One of the most important things you can do during this coronavirus pandemic is to take care of your health. Exercise and diet are the key factors in protecting yourself from the virus. Tobacco smokers are at greater risk from COVID-19. Staying healthy will lower your chances of contracting the virus, and help you get through it if you do get the coronavirus.
Another big part of staying healthy during this virus outbreak is keeping your stress levels down. Stress levels are directly related to physical wellbeing. I like to read, fish, meditate and hike in the wilderness to keep a handle of my stress. Do whatever works for you, but try to avoid drinking heavy amounts of alcohol as this won’t help your immune system. Taking a multi-vitamin gives you a fighting chance if you lack proper nutrition. I take an organic whole-food men’s multivitamin daily with breakfast.
I’m positive that we can get through this coronavirus pandemic, but we all need to work together to decrease the number of people who die from it. Avoid traveling, wash your hands frequently, and stay on top of your health. If you feel sick, do not go to work.

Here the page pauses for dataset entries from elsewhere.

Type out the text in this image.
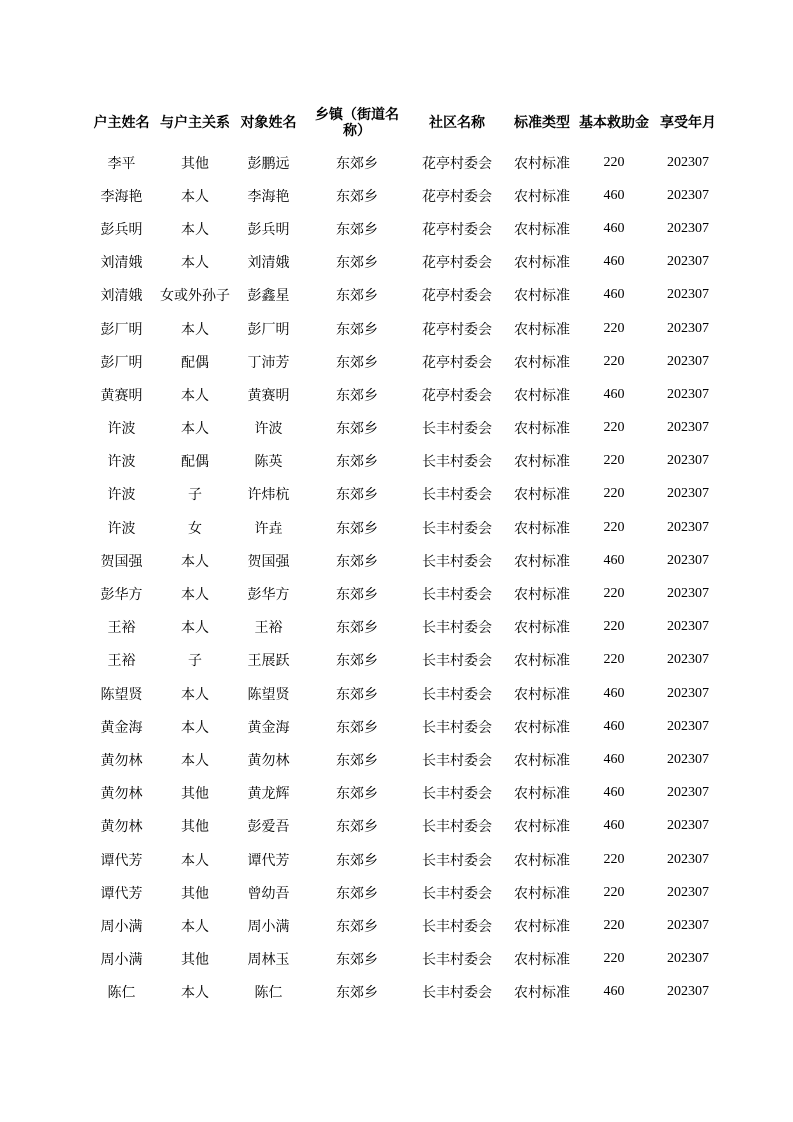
户主姓名	与户主关系	对象姓名	乡镇（街道名称）	社区名称	标准类型	基本救助金	享受年月
李平	其他	彭鹏远	东郊乡	花亭村委会	农村标准	220	202307
李海艳	本人	李海艳	东郊乡	花亭村委会	农村标准	460	202307
彭兵明	本人	彭兵明	东郊乡	花亭村委会	农村标准	460	202307
刘清娥	本人	刘清娥	东郊乡	花亭村委会	农村标准	460	202307
刘清娥	女或外孙子	彭鑫星	东郊乡	花亭村委会	农村标准	460	202307
彭厂明	本人	彭厂明	东郊乡	花亭村委会	农村标准	220	202307
彭厂明	配偶	丁沛芳	东郊乡	花亭村委会	农村标准	220	202307
黄赛明	本人	黄赛明	东郊乡	花亭村委会	农村标准	460	202307
许波	本人	许波	东郊乡	长丰村委会	农村标准	220	202307
许波	配偶	陈英	东郊乡	长丰村委会	农村标准	220	202307
许波	子	许炜杭	东郊乡	长丰村委会	农村标准	220	202307
许波	女	许垚	东郊乡	长丰村委会	农村标准	220	202307
贺国强	本人	贺国强	东郊乡	长丰村委会	农村标准	460	202307
彭华方	本人	彭华方	东郊乡	长丰村委会	农村标准	220	202307
王裕	本人	王裕	东郊乡	长丰村委会	农村标准	220	202307
王裕	子	王展跃	东郊乡	长丰村委会	农村标准	220	202307
陈望贤	本人	陈望贤	东郊乡	长丰村委会	农村标准	460	202307
黄金海	本人	黄金海	东郊乡	长丰村委会	农村标准	460	202307
黄勿林	本人	黄勿林	东郊乡	长丰村委会	农村标准	460	202307
黄勿林	其他	黄龙辉	东郊乡	长丰村委会	农村标准	460	202307
黄勿林	其他	彭爱吾	东郊乡	长丰村委会	农村标准	460	202307
谭代芳	本人	谭代芳	东郊乡	长丰村委会	农村标准	220	202307
谭代芳	其他	曾幼吾	东郊乡	长丰村委会	农村标准	220	202307
周小满	本人	周小满	东郊乡	长丰村委会	农村标准	220	202307
周小满	其他	周林玉	东郊乡	长丰村委会	农村标准	220	202307
陈仁	本人	陈仁	东郊乡	长丰村委会	农村标准	460	202307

Stay safe and practice social distancing until we can get through this complicated time. Social distancing limits the spread of the virus and keeps more beds in hospitals available for infected people. For more information on the Coronavirus pandemic, check out this detailed article by Harvard Medical School. They recommend doing the following to keep your immune system strong:
Eat a diet high in fruits, vegetables, and whole grains.

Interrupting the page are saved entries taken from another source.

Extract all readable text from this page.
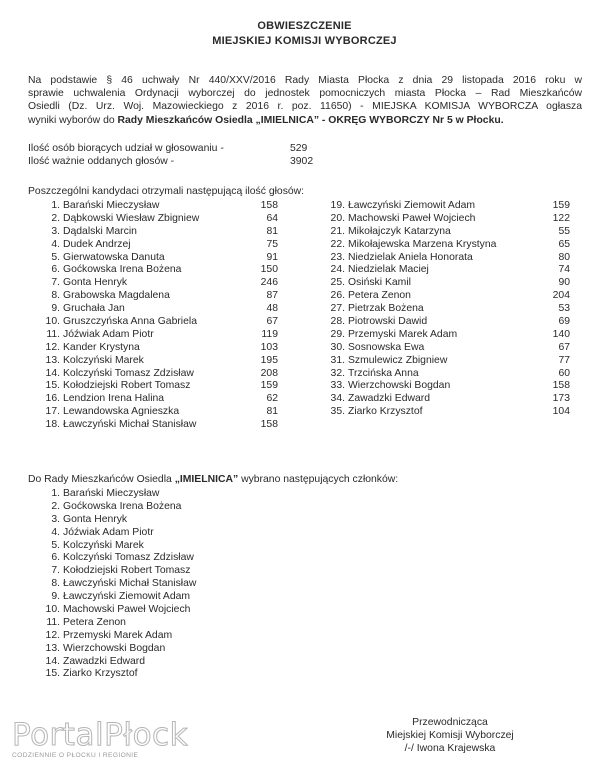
OBWIESZCZENIE
MIEJSKIEJ KOMISJI WYBORCZEJ
Na podstawie § 46 uchwały Nr 440/XXV/2016 Rady Miasta Płocka z dnia 29 listopada 2016 roku w
sprawie uchwalenia Ordynacji wyborczej do jednostek pomocniczych miasta Płocka – Rad Mieszkańców
Osiedli (Dz. Urz. Woj. Mazowieckiego z 2016 r. poz. 11650) - MIEJSKA KOMISJA WYBORCZA ogłasza
wyniki wyborów do Rady Mieszkańców Osiedla „IMIELNICA” - OKRĘG WYBORCZY Nr 5 w Płocku.
Ilość osób biorących udział w głosowaniu -	529
Ilość ważnie oddanych głosów -	3902
Poszczególni kandydaci otrzymali następującą ilość głosów:
1. Barański Mieczysław	158
2. Dąbkowski Wiesław Zbigniew	64
3. Dądalski Marcin	81
4. Dudek Andrzej	75
5. Gierwatowska Danuta	91
6. Goćkowska Irena Bożena	150
7. Gonta Henryk	246
8. Grabowska Magdalena	87
9. Gruchała Jan	48
10. Gruszczyńska Anna Gabriela	67
11. Jóźwiak Adam Piotr	119
12. Kander Krystyna	103
13. Kolczyński Marek	195
14. Kolczyński Tomasz Zdzisław	208
15. Kołodziejski Robert Tomasz	159
16. Lendzion Irena Halina	62
17. Lewandowska Agnieszka	81
18. Ławczyński Michał Stanisław	158
19. Ławczyński Ziemowit Adam	159
20. Machowski Paweł Wojciech	122
21. Mikołajczyk Katarzyna	55
22. Mikołajewska Marzena Krystyna	65
23. Niedzielak Aniela Honorata	80
24. Niedzielak Maciej	74
25. Osiński Kamil	90
26. Petera Zenon	204
27. Pietrzak Bożena	53
28. Piotrowski Dawid	69
29. Przemyski Marek Adam	140
30. Sosnowska Ewa	67
31. Szmulewicz Zbigniew	77
32. Trzcińska Anna	60
33. Wierzchowski Bogdan	158
34. Zawadzki Edward	173
35. Ziarko Krzysztof	104
Do Rady Mieszkańców Osiedla „IMIELNICA” wybrano następujących członków:
1. Barański Mieczysław
2. Goćkowska Irena Bożena
3. Gonta Henryk
4. Jóźwiak Adam Piotr
5. Kolczyński Marek
6. Kolczyński Tomasz Zdzisław
7. Kołodziejski Robert Tomasz
8. Ławczyński Michał Stanisław
9. Ławczyński Ziemowit Adam
10. Machowski Paweł Wojciech
11. Petera Zenon
12. Przemyski Marek Adam
13. Wierzchowski Bogdan
14. Zawadzki Edward
15. Ziarko Krzysztof
Przewodnicząca
Miejskiej Komisji Wyborczej
/-/ Iwona Krajewska
PortalPłock
CODZIENNIE O PŁOCKU I REGIONIE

Take a multivitamin if you suspect that you may not be getting all the nutrients you need through your diet.
Maintain a healthy weight.
Control your stress level.
Control your blood pressure.
If you drink alcohol, drink only in moderation (no more than one to two drinks a day for men, no more than one a day for women).
Get enough sleep.
Take steps to avoid infection, such as washing your hands frequently and trying not to touch your hands to your face, since harmful germs can enter through your eyes, nose, and mouth.